Les cafés sont terminés. Ma tasse n'a pas le temps de refroidir que Maurice vient m'y verser une lampée d'armagnac « avec les compliments de la maison ». Dans le récipient encore tiède, l'armagnac développe tous ses arômes. C'est un vrai délice.
Nous prenons le chemin du retour. J'en sais peu, pas assez pour faire le lien. Sam reste silencieux, toujours perturbé par ce qu'il a entendu. Peut-être se demande-t-il comment il a fait pour ne pas devenir un Patrice Poitevin ? Soudain, j'entends qu'on court derrière nous.
— Madame Dubray ! Madame Dubray !
C'est Vincent, un des serveurs de l'Hostellerie.
— Madame Dubray, excusez-moi de vous déranger. Je vous ai entendu discuter. J'ai pas de secret professionnel, moi. Et Madeleine, c'était une bonne amie de ma mère. Même qu'elle l'a aidée à partir.

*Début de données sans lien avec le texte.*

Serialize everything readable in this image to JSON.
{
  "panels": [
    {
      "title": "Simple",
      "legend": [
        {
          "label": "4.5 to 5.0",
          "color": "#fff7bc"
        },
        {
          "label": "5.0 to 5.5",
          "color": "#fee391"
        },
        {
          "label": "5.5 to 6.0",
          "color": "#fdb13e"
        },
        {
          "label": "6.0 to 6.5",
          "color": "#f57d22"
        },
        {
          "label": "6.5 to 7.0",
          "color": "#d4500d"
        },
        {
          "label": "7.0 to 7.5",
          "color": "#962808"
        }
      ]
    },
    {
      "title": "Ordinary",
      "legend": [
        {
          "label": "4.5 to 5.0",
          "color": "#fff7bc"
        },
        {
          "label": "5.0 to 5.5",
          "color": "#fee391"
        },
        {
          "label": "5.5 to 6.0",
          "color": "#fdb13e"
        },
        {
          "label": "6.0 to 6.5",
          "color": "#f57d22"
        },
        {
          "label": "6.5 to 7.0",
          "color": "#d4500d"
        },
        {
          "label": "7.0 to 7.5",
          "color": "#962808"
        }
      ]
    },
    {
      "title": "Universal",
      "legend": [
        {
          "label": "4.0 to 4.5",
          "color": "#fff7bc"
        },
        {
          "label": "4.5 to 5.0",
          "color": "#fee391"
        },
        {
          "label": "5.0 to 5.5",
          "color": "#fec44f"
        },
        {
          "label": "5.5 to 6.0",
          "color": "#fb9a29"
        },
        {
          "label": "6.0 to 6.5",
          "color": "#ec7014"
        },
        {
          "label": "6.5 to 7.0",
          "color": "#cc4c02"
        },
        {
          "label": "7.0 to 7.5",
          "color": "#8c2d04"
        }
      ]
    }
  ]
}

— Tu es certain que tu n'auras pas d'ennuis, Vincent ?
— Oh non, moi je suis même certain qu'elle sera ravie d'en parler !
— Ta mère ?
— Non, Madeleine. Enfin... Allez au couvent des Franciscaines, et demandez Sœur Marie-France. Elle va vous plaire, c'est elle qui fait la cuisine.
* Anthroponyme : nom d'une personne (prénom, surnom, nom de famille), nous dit Larousse.
9 commentaires
Phaenna SH.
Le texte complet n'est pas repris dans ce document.